According to question:
x + 15 = 48
x = 48 − 15
x = 33
Example 2: Consecutive Numbers
Question: The sum of two consecutive numbers is 41. Find the numbers.
Solution:
Let the numbers be:
x and x + 1
According to question:
x + (x + 1) = 41
2x + 1 = 41
2x = 40
x = 20
Numbers are:
20 and 21
Example 3: Three Consecutive Numbers
Question: The sum of three consecutive numbers is 72. Find the numbers.
Solution:
Let the numbers be:
x, x + 1, x + 2
According to question:
x + (x + 1) + (x + 2) = 72
3x + 3 = 72
3x = 69
x = 23
Numbers are:
23, 24, and 25
Example 4: Consecutive Even Numbers
Question: The sum of two consecutive even numbers is 74. Find the numbers.
Solution:
Let the numbers be:
2x and 2x + 2
According to question:
2x + (2x + 2) = 74
4x + 2 = 74
4x = 72
x = 18
Numbers are:
36 and 38
Example 5: Consecutive Odd Numbers
Question: The sum of three consecutive odd numbers is 57. Find the numbers.
Solution:
Let the numbers be:
2x + 1, 2x + 3, 2x + 5
According to question:
(2x + 1) + (2x + 3) + (2x + 5) = 57
6x + 9 = 57
6x = 48
x = 8
Numbers are:
17, 19, and 21
Example 6: Two-Digit Number Formation
Question: Form the number whose tens digit is 5 and units digit is 8.
Solution:
Two-digit number:
= 10x + y
= 10(5) + 8
= 50 + 8
= 58
Example 7: Reversed Number Problem
Question: Find the reversed form of 73.
Solution:
Original number:
73
After reversing digits:
37
Example 8: Difference Between Number and Reverse
Question: Find the difference between 84 and its reverse.
Solution:
Reverse of 84:
48
Difference:
84 − 48
= 36
Example 9: Divisibility by 3
Question: Check whether 738 is divisible by 3.
Solution:
Sum of digits:
7 + 3 + 8 = 18
18 is divisible by 3.
Therefore:
738 is divisible by 3
Example 10: Divisibility by 9
Question: Check whether 729 is divisible by 9.
Solution:
Sum of digits:
7 + 2 + 9 = 18
18 is divisible by 9.
Therefore:
729 is divisible by 9
Example 11: Algebraic Identity
Question: Simplify:
99 × 101
Solution:
99 × 101
= (100 − 1)(100 + 1)
Using:
(a + b)(a − b) = a² − b²
= 100² − 1²
= 10000 − 1
= 9999
Example 12: Sum of Natural Numbers
Question: Find the sum of first 25 natural numbers.
Solution:
Formula:
n(n + 1)/2
= 25 × 26 / 2
= 25 × 13
= 325
Example 13: Sum of Squares
Question: Find the sum of squares of first 5 natural numbers.
Solution:
Formula:
n(n + 1)(2n + 1)/6
= 5 × 6 × 11 / 6
= 5 × 11
= 55
Example 14: Sum of Cubes
Question: Find the sum of cubes of first 4 natural numbers.
Solution:
Formula:
[n(n + 1)/2]²
= [4 × 5 / 2]²
= 10²
= 100
Example 15: Age-Based Number Problem
Question: A father is 3 times as old as his son.
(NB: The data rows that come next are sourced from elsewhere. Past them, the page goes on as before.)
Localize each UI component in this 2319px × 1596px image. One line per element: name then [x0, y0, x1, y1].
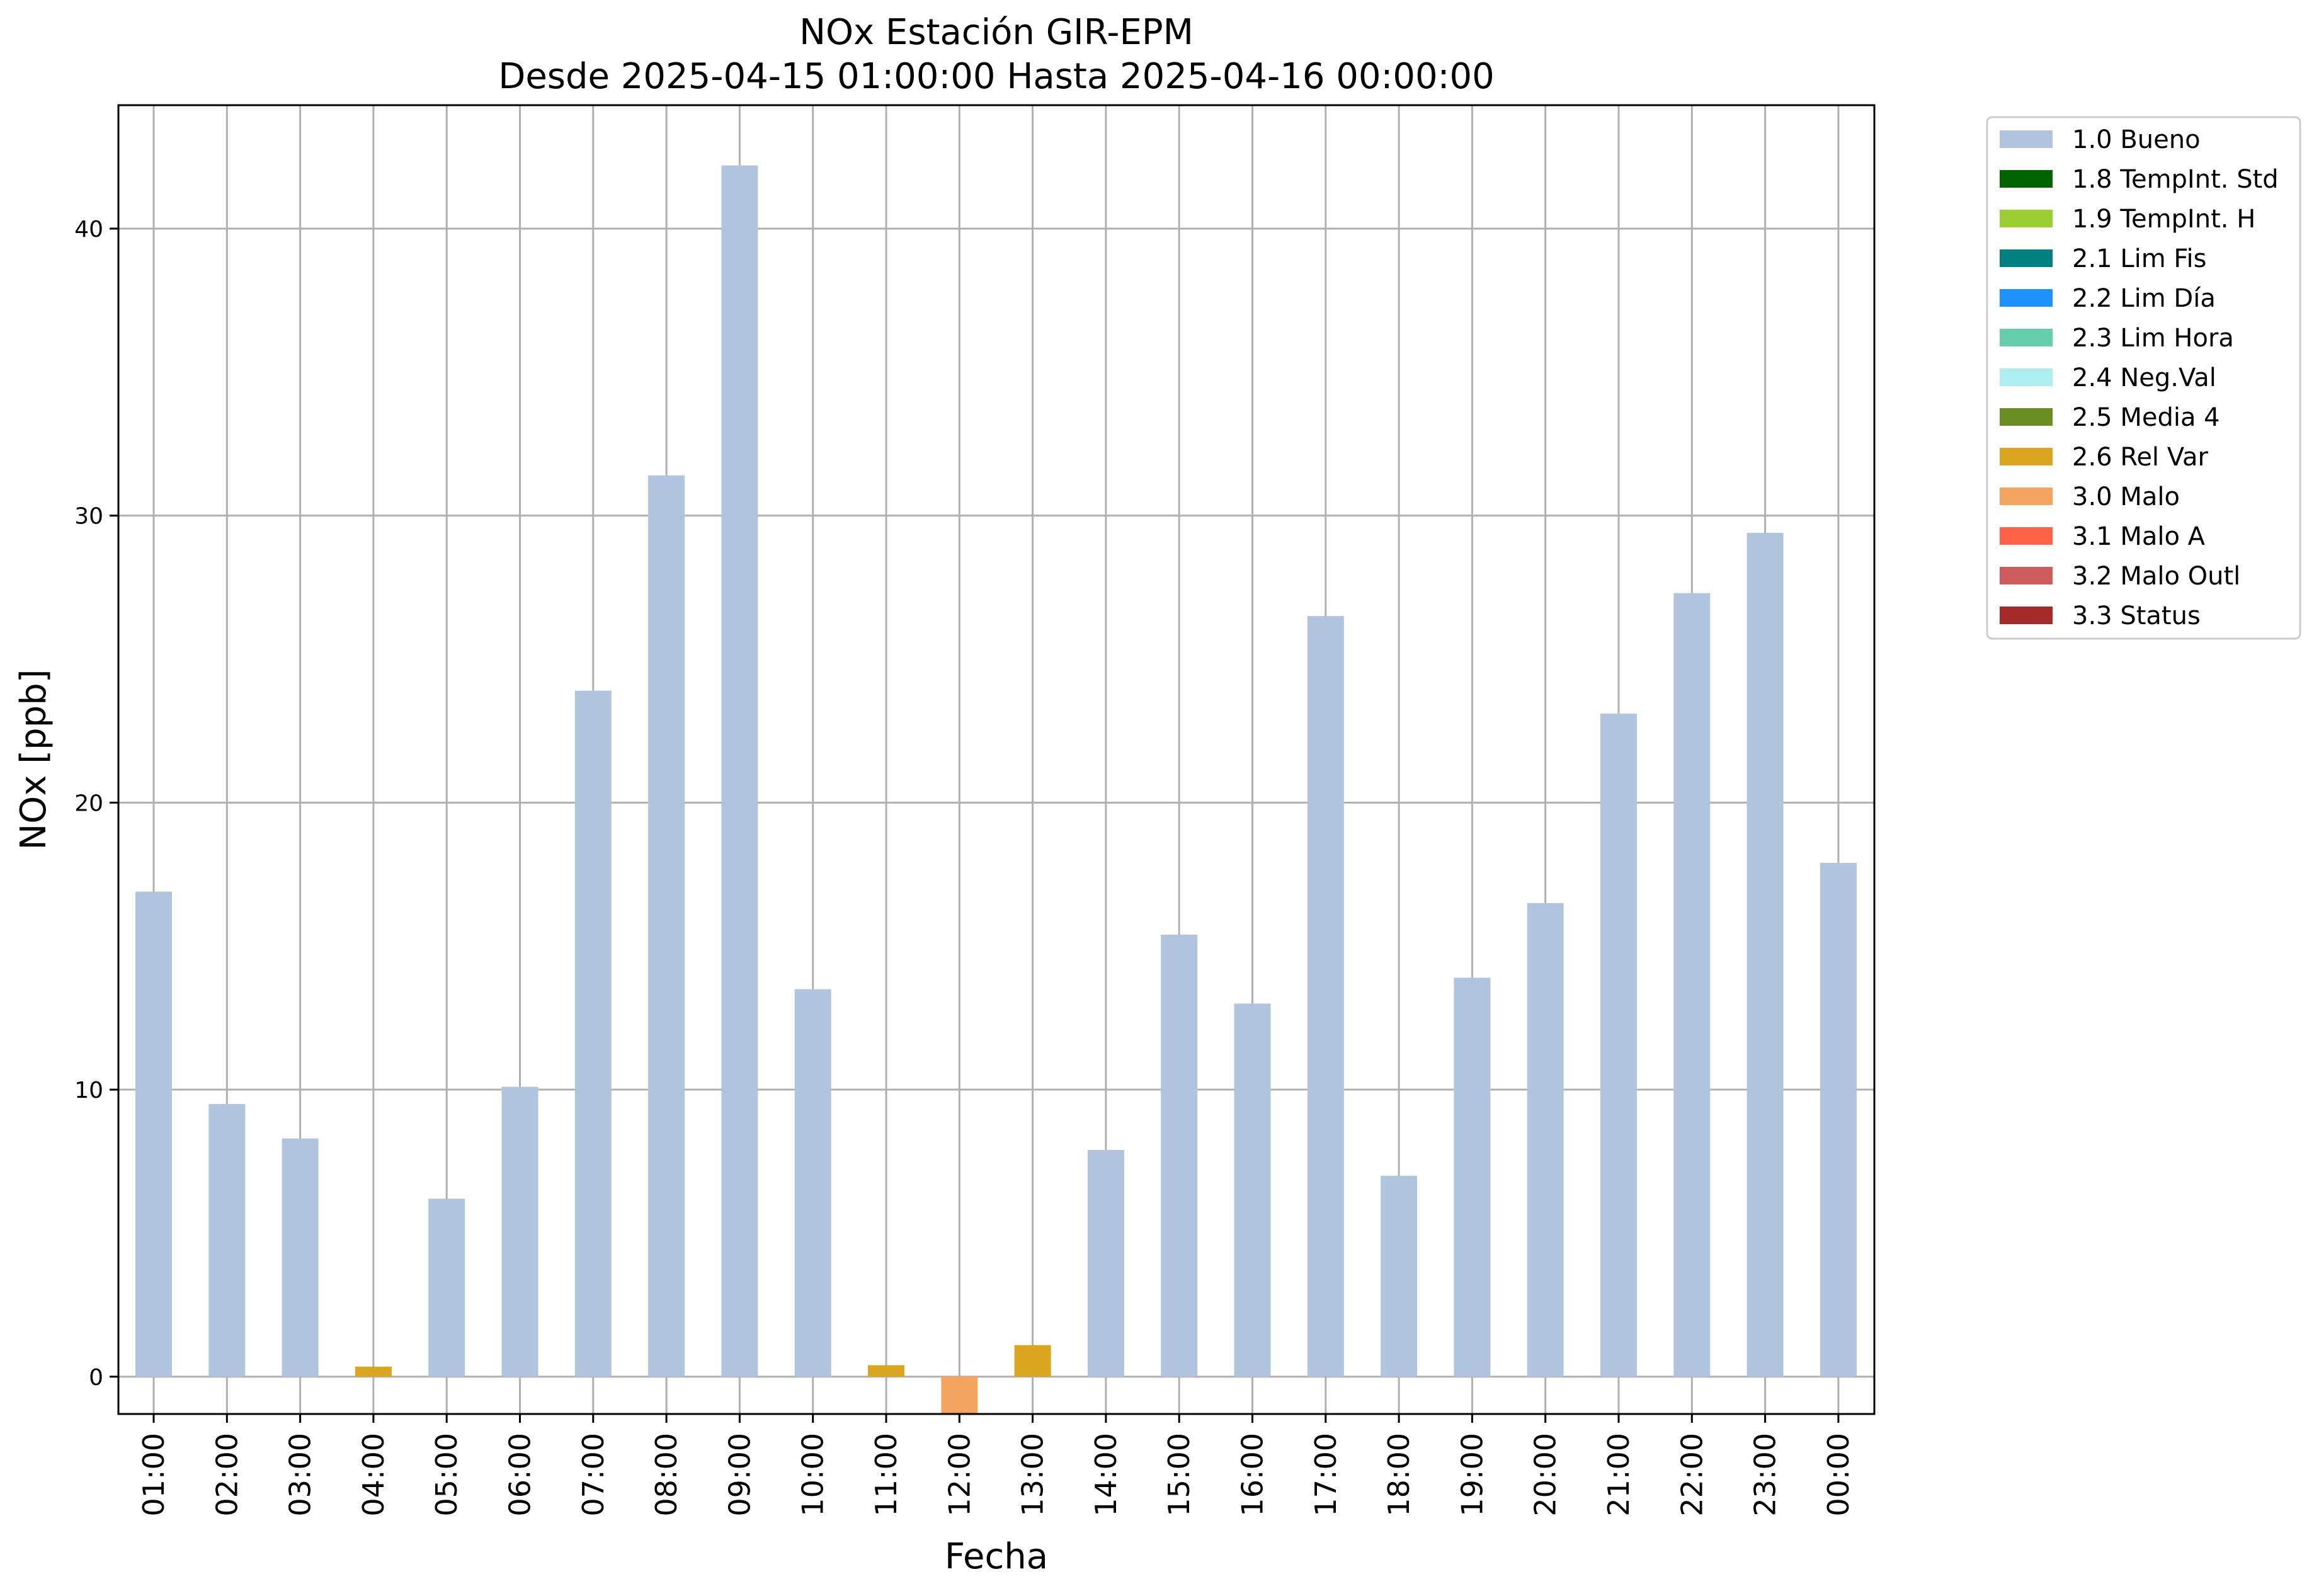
x-tick-label: 18:00 — [1382, 1433, 1416, 1517]
legend-swatch — [2000, 130, 2053, 148]
legend-swatch — [2000, 487, 2053, 505]
legend-label: 2.2 Lim Día — [2072, 284, 2216, 313]
legend-label: 2.1 Lim Fis — [2072, 244, 2206, 273]
x-tick-label: 16:00 — [1236, 1433, 1270, 1517]
legend-swatch — [2000, 607, 2053, 624]
x-tick-label: 14:00 — [1089, 1433, 1123, 1517]
x-tick-label: 04:00 — [356, 1433, 390, 1517]
x-ticks: 01:00 02:00 03:00 04:00 05:00 06:00 07:00 08:00… — [137, 1414, 1855, 1517]
x-tick-label: 13:00 — [1016, 1433, 1050, 1517]
legend-frame — [1986, 116, 2301, 640]
bar-18:00 — [1381, 1175, 1418, 1377]
legend-swatch — [2000, 249, 2053, 267]
legend-label: 2.5 Media 4 — [2072, 403, 2220, 432]
legend-swatch — [2000, 408, 2053, 426]
bar-20:00 — [1527, 903, 1564, 1377]
y-ticks: 0 10 20 30 40 — [74, 217, 118, 1391]
legend-label: 1.9 TempInt. H — [2072, 205, 2255, 234]
bar-17:00 — [1307, 616, 1344, 1377]
x-tick-label: 22:00 — [1675, 1433, 1709, 1517]
x-tick-label: 07:00 — [576, 1433, 610, 1517]
legend-label: 1.8 TempInt. Std — [2072, 165, 2279, 194]
bar-19:00 — [1454, 978, 1491, 1377]
y-tick-label: 30 — [74, 504, 103, 530]
x-tick-label: 08:00 — [649, 1433, 683, 1517]
x-tick-label: 02:00 — [210, 1433, 244, 1517]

If the son's age is 12 years, find the father's age.
Solution:
Father's age:
= 3 × 12
= 36 years
Example 16: Product-Based Number Problem
Question: The product of two consecutive numbers is 132. Find the numbers.
Solution:
Let numbers be:
x and x + 1
According to question:
x(x + 1) = 132
x² + x − 132 = 0
(x − 11)(x + 12) = 0
x = 11
Numbers are:
11 and 12
Example 17: Missing Digit Problem
Question: Find the missing digit x if 54x is divisible by 9.
Solution:
Sum of digits:
5 + 4 + x = 9 + x
For divisibility by 9:
9 + x must be divisible by 9.
Therefore:
x = 0 or 9
Example 18: Logic-Based Number Problem
Question: A number when divided by 5 leaves remainder 3. What will be the remainder when twice the number is divided by 5?
Solution:
Let the number be:
5x + 3
Twice the number:
= 2(5x + 3)
= 10x + 6
= 5(2x + 1) + 1
Remainder = 1
Important Exam Tips
- Always start by assuming unknown numbers properly.
- Translate statements carefully into equations.
- Use standard representations for consecutive numbers.
- Memorize divisibility rules and algebraic identities.
- Be careful while reversing digits.
- Use elimination techniques in MCQs.
- Practice mental calculations regularly.
Practicing solved examples regularly improves logical reasoning, equation formation skills, and accuracy in solving Problems on Numbers in competitive examinations.